Enfin, ce qui a pêché en 2020, c’est l’ingérence de Canal+, qui a refusé des accords de diffusion avec Mediapro. Téléfoot voulait en effet être disponible sur les box de la chaîne cryptée, réunissant plus de 8 millions d’abonnés, donc autant de nouveaux clients potentiels, sauf que cette dernière a toujours refusé de signer l’accord. Ce qui aurait pu accélérer l’échec de la chaîne espagnole. Mais à présent, les modes de consommation ont changé et tout le monde passe par l’OTT, Over-The-Top, un service par contournement sans la participation d’un opérateur de réseau traditionnel. Amazon en est d’ailleurs la parfaite illustration. Dans l’avenir, une chaîne pourra parfaitement s’installer au sein du paysage audiovisuel sans négocier en amont des accords de diffusion avec les opérateurs, il suffira simplement de passer par une connexion à internet, avec un ordinateur ou une télévision connectée.
Les droits TV, ce n’est pas une science exacte
Si on s’arrête à cette analyse, on devrait donc estimer que la barre fatidique du milliard ne serait pas prétentieuse et pourrait être atteinte facilement. Sauf que rien n’est moins sûr. Tout d’abord, le marché s’est largement resserré. Canal l’a réaffirmé, il ne veut plus diffuser du football français, qui ne marcherait pas. Bein devrait suivre, en étant conjointement lié avec la chaîne cryptée. Reste alors Amazon qui profite d’une situation de quasi-monopole en proposant un prix d’achat extrêmement faible.
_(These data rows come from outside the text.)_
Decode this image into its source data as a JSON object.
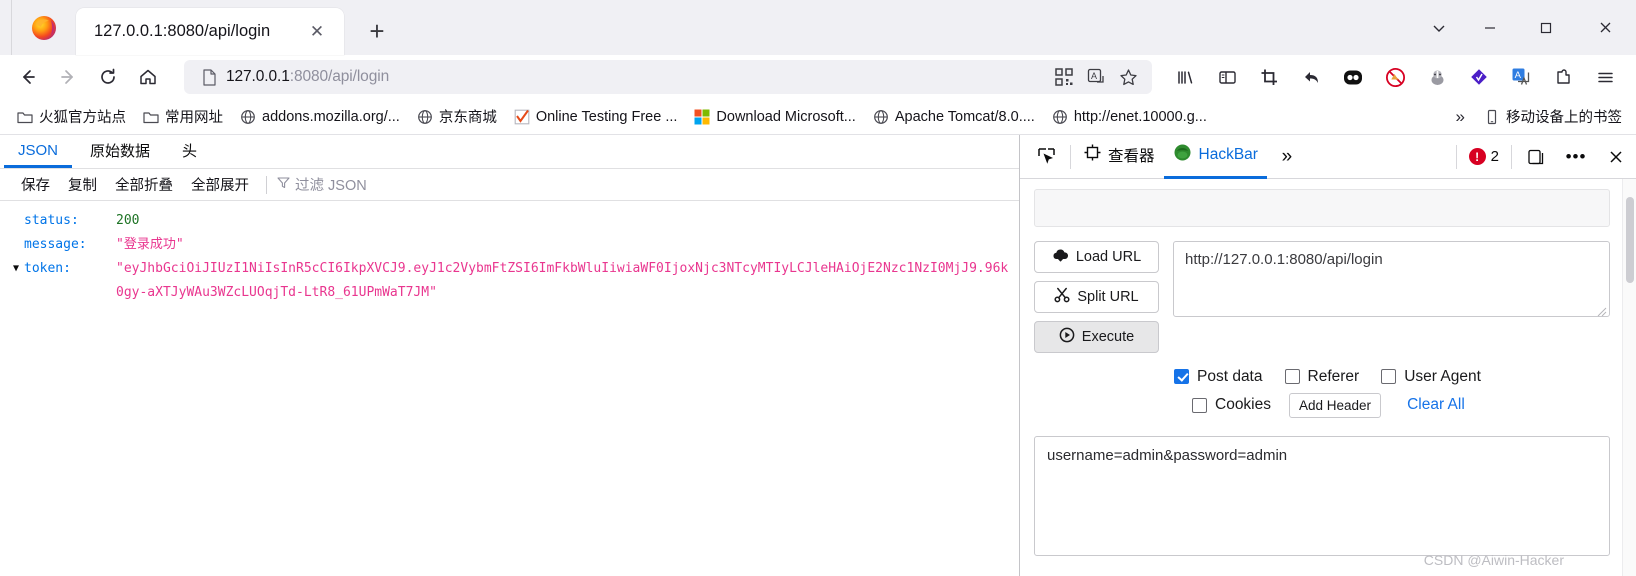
{
  "window": {
    "minimize_label": "—",
    "maximize_label": "□",
    "close_label": "✕",
    "list_all_tabs_label": "⌄"
  },
  "tabstrip": {
    "tabs": [
      {
        "title": "127.0.0.1:8080/api/login",
        "close_label": "✕"
      }
    ],
    "new_tab_label": "+"
  },
  "navbar": {
    "back_label": "←",
    "forward_label": "→",
    "reload_label": "⟳",
    "home_label": "⌂",
    "url_host": "127.0.0.1",
    "url_rest": ":8080/api/login",
    "url_full": "127.0.0.1:8080/api/login",
    "qr_icon": "qr-code-icon",
    "translate_icon": "translate-icon",
    "bookmark_icon": "star-icon",
    "toolbar_icons": [
      "library-icon",
      "sidebar-icon",
      "screenshot-crop-icon",
      "undo-arrow-icon",
      "cookie-manager-icon",
      "adblock-icon",
      "privacy-badger-icon",
      "wappalyzer-icon",
      "translate-extension-icon",
      "extensions-puzzle-icon",
      "app-menu-icon"
    ]
  },
  "bookmarks": {
    "items": [
      {
        "label": "火狐官方站点",
        "icon": "folder-icon"
      },
      {
        "label": "常用网址",
        "icon": "folder-icon"
      },
      {
        "label": "addons.mozilla.org/...",
        "icon": "globe-icon"
      },
      {
        "label": "京东商城",
        "icon": "globe-icon"
      },
      {
        "label": "Online Testing Free ...",
        "icon": "checkmark-icon"
      },
      {
        "label": "Download Microsoft...",
        "icon": "microsoft-icon"
      },
      {
        "label": "Apache Tomcat/8.0....",
        "icon": "globe-icon"
      },
      {
        "label": "http://enet.10000.g...",
        "icon": "globe-icon"
      }
    ],
    "overflow_label": "»",
    "mobile_bookmarks": {
      "label": "移动设备上的书签",
      "icon": "mobile-icon"
    }
  },
  "json_viewer": {
    "tabs": [
      {
        "label": "JSON",
        "active": true
      },
      {
        "label": "原始数据",
        "active": false
      },
      {
        "label": "头",
        "active": false
      }
    ],
    "toolbar": {
      "save": "保存",
      "copy": "复制",
      "collapse_all": "全部折叠",
      "expand_all": "全部展开",
      "filter_placeholder": "过滤 JSON",
      "filter_icon": "funnel-icon"
    },
    "rows": [
      {
        "key": "status:",
        "value": "200",
        "kind": "num",
        "twisty": ""
      },
      {
        "key": "message:",
        "value": "\"登录成功\"",
        "kind": "str",
        "twisty": ""
      },
      {
        "key": "token:",
        "value": "\"eyJhbGciOiJIUzI1NiIsInR5cCI6IkpXVCJ9.eyJ1c2VybmFtZSI6ImFkbWluIiwiaWF0IjoxNjc3NTcyMTIyLCJleHAiOjE2Nzc1NzI0MjJ9.96k0gy-aXTJyWAu3WZcLUOqjTd-LtR8_61UPmWaT7JM\"",
        "kind": "tok",
        "twisty": "▼"
      }
    ]
  },
  "devtools": {
    "toolbar": {
      "picker_icon": "element-picker-icon",
      "responsive_icon": "responsive-design-icon",
      "inspector_label": "查看器",
      "inspector_icon": "inspector-box-icon",
      "hackbar_label": "HackBar",
      "hackbar_icon": "hackbar-logo-icon",
      "more_tabs_label": "»",
      "error_count": "2",
      "error_icon": "error-circle-icon",
      "dock_icon": "dock-to-side-icon",
      "meatball_label": "•••",
      "close_label": "✕"
    },
    "hackbar": {
      "load_url_label": "Load URL",
      "load_url_icon": "cloud-download-icon",
      "split_url_label": "Split URL",
      "split_url_icon": "scissors-icon",
      "execute_label": "Execute",
      "execute_icon": "play-circle-icon",
      "url_value": "http://127.0.0.1:8080/api/login",
      "options": [
        {
          "label": "Post data",
          "checked": true
        },
        {
          "label": "Referer",
          "checked": false
        },
        {
          "label": "User Agent",
          "checked": false
        }
      ],
      "cookies": {
        "label": "Cookies",
        "checked": false
      },
      "add_header_label": "Add Header",
      "clear_all_label": "Clear All",
      "post_data_value": "username=admin&password=admin"
    }
  },
  "watermark": "CSDN @Aiwin-Hacker"
}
Quel serait son intérêt à ce qu’il augmente dans les années futures ?
Concernant les droits internationaux, ils sont certes dévalorisés aujourd’hui, à seulement 75 millions d’euros. Mais pourraient-ils seulement atteindre les 300 millions comme la Bundesliga ou la Serie A ? Voire les dépasser et atteindre les moyennes espagnoles ou anglaises ? Alors que les clubs français, malgré le PSG, ne brillent pas tellement à l’international ? Oui, dorénavant, une partie de la dotation des droits internationaux sera conditionnée aux performances en Coupe d’Europe, ce qui incitera les équipes à performer. Mais n’est-ce pas trop tard ? La France fait-elle vraiment partie du Big Five ou n’est-elle que la cinquième roue du Big Four ? On est en droit de se poser la question. Tout comme le fait de croire à 1,8 milliard en 2028.